Help Please! Thanks.

 

[Doc Al]

g is just a constant, so why can't you use it? What's the basic definition of work done by a force?

 

[nobodyuknow]

Well, I'm not 100% sure, but it's basically, the amount of energy done by something?

In anycase, is my Attempt correct?

My friend did it, and he got Work = mgx(μcos(θ) - sin(θ))
not Work = mgx(μcos(θ) + sin(θ))

Cheers

 

[azizlwl]

http://en.wikipedia.org/wiki/Work_(physics)

1.In physics, mechanical work is a scalar quantity that can be described as the product of a force times the distance through which it acts, and it is called the work of the force

2.Joule (J) is the SI unit for work (defined as the product N*m, so that a joule is a Newton-metre).

 

[Doc Al]

Well, I'm not 100% sure, but it's basically, the amount of energy done by something?

I was looking for the simplest definition, such as Work = Force * displacement.

In anycase, is my Attempt correct?

My friend did it, and he got Work = mgx(μcos(θ) - sin(θ))
not Work = mgx(μcos(θ) + sin(θ))

Almost. Why do you include the sin(θ) term? Seems like you are trying to find the net work done, not just the work done by friction. (What direction does the friction force act compared to the displacement?)

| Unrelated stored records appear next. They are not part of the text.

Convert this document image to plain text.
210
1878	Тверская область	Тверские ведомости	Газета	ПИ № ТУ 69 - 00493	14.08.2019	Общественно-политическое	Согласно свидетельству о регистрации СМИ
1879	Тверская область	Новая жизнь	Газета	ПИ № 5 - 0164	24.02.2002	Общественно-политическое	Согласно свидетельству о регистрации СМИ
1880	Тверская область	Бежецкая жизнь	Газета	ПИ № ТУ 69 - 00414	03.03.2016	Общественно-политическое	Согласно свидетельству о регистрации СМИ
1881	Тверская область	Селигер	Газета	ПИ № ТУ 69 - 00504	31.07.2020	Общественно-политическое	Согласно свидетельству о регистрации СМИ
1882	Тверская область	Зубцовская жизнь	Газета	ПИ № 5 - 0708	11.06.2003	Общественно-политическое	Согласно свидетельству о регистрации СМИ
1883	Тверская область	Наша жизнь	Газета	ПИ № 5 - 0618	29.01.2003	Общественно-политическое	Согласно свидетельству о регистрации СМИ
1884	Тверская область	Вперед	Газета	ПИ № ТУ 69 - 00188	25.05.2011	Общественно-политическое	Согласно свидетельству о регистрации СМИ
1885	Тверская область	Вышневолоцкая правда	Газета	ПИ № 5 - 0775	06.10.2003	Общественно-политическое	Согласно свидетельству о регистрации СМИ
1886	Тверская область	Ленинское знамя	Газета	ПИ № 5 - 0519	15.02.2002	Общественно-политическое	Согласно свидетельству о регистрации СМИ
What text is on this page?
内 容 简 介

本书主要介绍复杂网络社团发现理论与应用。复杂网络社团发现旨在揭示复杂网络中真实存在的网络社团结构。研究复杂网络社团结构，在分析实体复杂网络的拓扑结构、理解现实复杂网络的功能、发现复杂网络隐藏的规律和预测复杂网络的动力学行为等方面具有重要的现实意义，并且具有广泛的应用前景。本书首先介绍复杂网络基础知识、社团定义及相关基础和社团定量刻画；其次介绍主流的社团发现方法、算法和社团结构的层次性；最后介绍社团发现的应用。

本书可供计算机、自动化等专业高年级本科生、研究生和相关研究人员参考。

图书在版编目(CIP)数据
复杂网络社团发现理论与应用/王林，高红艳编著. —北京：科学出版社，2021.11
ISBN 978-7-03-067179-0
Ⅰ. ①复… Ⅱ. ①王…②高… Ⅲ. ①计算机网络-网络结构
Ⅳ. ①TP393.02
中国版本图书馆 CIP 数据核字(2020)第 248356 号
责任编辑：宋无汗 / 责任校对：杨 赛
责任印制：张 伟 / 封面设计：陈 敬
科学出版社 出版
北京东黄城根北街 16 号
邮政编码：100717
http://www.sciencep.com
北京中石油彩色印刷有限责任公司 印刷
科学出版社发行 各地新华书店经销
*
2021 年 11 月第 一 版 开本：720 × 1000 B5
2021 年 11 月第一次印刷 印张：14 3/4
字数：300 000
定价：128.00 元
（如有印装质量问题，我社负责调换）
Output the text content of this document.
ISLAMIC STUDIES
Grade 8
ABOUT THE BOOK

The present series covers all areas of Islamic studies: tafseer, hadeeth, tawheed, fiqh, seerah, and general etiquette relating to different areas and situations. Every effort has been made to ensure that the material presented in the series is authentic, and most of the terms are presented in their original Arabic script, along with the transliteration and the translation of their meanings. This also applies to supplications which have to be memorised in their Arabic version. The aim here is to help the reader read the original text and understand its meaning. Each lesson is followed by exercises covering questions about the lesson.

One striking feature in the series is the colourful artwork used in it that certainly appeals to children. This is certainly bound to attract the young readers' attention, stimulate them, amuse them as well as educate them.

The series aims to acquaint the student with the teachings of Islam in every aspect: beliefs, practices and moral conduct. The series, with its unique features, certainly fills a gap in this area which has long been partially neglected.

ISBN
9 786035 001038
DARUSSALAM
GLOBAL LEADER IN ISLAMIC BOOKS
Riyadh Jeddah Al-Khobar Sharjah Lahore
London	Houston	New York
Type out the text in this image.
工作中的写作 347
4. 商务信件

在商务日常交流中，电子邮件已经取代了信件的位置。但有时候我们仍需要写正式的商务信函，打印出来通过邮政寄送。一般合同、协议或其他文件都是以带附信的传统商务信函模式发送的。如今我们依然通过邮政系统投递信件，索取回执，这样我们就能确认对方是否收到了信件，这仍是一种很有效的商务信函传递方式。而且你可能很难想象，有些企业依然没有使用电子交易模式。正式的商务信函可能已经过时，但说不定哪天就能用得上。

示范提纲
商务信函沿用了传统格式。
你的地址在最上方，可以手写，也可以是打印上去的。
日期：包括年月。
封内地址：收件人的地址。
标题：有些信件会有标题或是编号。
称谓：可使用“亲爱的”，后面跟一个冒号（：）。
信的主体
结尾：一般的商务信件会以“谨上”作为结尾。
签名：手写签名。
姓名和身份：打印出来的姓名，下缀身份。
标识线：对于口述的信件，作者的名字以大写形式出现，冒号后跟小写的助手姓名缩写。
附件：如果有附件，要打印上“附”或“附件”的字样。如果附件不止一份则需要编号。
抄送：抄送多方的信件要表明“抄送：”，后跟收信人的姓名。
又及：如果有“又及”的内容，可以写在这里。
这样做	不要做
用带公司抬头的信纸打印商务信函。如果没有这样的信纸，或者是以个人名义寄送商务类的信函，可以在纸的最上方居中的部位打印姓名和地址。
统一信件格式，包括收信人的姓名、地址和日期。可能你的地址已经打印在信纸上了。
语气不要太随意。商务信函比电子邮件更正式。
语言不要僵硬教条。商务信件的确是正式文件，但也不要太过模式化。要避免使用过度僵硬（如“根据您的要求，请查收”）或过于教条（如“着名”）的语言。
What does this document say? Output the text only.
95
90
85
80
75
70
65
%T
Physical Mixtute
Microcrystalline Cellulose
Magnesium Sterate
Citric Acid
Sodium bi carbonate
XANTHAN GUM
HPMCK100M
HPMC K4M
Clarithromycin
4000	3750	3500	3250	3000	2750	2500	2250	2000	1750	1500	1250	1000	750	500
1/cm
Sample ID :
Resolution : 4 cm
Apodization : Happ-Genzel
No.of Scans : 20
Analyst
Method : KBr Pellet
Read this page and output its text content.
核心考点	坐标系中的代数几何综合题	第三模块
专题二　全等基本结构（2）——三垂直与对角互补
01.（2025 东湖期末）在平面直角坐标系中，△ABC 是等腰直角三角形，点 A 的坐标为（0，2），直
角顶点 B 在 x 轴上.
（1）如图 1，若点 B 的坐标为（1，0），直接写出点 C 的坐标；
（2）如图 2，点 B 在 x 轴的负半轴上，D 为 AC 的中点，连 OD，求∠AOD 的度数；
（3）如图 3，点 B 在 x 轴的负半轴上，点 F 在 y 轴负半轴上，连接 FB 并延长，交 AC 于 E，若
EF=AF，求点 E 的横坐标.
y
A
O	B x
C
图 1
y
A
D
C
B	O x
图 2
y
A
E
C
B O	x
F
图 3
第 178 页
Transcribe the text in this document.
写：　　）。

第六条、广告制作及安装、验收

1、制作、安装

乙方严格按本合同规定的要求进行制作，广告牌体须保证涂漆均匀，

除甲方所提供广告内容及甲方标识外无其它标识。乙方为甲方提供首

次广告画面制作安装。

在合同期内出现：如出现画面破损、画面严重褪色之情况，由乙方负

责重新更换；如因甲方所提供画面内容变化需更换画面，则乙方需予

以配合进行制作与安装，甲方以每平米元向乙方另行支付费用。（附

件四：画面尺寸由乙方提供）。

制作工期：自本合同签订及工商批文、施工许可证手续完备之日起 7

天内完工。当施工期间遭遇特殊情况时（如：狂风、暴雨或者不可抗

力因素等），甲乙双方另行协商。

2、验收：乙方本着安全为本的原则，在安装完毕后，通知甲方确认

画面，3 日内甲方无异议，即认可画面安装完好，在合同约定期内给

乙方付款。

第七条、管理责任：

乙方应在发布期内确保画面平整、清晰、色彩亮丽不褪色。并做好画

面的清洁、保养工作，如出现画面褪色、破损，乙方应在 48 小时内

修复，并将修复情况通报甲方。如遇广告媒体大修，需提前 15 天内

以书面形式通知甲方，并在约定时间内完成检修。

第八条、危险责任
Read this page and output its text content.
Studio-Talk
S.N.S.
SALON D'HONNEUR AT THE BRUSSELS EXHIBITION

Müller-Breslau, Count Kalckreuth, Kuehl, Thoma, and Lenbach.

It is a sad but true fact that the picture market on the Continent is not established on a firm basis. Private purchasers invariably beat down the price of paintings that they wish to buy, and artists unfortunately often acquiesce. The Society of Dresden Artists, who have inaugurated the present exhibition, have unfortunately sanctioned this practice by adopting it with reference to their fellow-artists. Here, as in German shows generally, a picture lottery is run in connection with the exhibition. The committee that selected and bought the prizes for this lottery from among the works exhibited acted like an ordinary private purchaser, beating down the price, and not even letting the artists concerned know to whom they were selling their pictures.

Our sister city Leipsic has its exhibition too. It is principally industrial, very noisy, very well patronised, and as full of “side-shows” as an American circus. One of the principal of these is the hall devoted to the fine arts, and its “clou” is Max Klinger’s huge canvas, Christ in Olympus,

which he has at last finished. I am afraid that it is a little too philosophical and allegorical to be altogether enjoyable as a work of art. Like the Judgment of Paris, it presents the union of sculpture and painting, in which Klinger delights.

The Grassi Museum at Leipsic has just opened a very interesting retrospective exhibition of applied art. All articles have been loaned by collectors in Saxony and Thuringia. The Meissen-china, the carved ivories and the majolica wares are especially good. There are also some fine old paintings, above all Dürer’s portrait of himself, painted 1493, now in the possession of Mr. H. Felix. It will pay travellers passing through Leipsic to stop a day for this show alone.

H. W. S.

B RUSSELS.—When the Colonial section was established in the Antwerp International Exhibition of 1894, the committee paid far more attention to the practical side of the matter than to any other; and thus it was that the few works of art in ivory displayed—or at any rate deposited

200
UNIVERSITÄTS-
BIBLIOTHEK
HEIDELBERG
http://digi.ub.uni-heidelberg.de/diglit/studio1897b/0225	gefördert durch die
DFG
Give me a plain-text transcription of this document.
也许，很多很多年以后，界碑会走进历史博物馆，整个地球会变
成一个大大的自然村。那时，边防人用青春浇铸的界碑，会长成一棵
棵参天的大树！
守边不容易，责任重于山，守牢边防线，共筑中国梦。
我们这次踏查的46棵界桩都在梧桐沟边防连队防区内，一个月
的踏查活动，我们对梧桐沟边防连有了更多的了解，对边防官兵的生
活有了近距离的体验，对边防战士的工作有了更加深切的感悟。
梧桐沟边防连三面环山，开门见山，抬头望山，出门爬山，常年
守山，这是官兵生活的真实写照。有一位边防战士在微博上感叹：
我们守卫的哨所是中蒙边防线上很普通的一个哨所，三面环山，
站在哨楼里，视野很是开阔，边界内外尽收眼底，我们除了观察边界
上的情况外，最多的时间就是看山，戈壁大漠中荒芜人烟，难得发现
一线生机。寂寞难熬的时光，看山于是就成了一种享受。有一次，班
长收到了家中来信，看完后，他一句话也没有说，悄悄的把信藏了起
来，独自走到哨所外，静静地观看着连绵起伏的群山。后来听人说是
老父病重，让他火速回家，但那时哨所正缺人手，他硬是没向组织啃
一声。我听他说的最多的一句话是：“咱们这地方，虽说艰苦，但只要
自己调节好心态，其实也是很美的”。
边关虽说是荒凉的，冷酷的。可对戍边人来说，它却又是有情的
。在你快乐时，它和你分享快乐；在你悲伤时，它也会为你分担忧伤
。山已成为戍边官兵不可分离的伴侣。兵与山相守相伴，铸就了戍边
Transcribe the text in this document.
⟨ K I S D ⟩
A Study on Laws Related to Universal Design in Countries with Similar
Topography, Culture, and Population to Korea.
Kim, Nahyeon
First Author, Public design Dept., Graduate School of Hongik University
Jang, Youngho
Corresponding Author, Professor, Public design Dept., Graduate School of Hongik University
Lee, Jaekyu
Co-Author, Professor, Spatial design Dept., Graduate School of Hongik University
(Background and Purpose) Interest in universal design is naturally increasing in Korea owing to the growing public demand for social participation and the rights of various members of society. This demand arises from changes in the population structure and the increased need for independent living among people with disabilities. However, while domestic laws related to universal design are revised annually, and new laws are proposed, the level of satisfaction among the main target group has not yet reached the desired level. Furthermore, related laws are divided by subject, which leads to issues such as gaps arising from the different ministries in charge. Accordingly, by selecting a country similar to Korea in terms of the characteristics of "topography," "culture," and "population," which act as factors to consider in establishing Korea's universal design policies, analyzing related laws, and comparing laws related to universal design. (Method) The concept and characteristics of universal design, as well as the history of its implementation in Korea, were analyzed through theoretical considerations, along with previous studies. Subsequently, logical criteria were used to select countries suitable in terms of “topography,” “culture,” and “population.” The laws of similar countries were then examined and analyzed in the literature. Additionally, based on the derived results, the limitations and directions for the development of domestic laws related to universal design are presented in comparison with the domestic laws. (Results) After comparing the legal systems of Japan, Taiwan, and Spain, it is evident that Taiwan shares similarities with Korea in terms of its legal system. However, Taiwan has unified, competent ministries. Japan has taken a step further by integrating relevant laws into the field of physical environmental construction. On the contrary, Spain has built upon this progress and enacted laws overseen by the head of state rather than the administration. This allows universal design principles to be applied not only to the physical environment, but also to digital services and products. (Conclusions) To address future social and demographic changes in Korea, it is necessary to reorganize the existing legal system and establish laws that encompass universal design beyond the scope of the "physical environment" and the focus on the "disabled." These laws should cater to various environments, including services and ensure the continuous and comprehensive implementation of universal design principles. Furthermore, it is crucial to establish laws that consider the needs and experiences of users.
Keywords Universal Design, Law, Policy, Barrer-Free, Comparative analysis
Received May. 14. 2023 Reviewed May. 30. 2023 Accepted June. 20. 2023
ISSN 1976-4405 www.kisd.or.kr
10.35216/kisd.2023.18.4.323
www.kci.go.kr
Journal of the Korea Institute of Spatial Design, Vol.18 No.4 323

What's the work done by the friction force alone?

 

[nobodyuknow]

Yes, you are correct, I am trying to find the net work done. Since friction works in the opposite direction of which work does, I assume my friend is correct with his formula.

Work = mgx(μcos(θ) - sin(θ))

Work = Fx
Friction Force = -Fx

 

[Doc Al]

Yes, you are correct, I am trying to find the net work done. Since friction works in the opposite direction of which work does, I assume my friend is correct with his formula.

Work = mgx(μcos(θ) - sin(θ))

If you want the net work done (by all forces) then that solution is almost correct. The sign is backwards: Since friction acts opposite to the displacement, its contribution to the net work will be negative.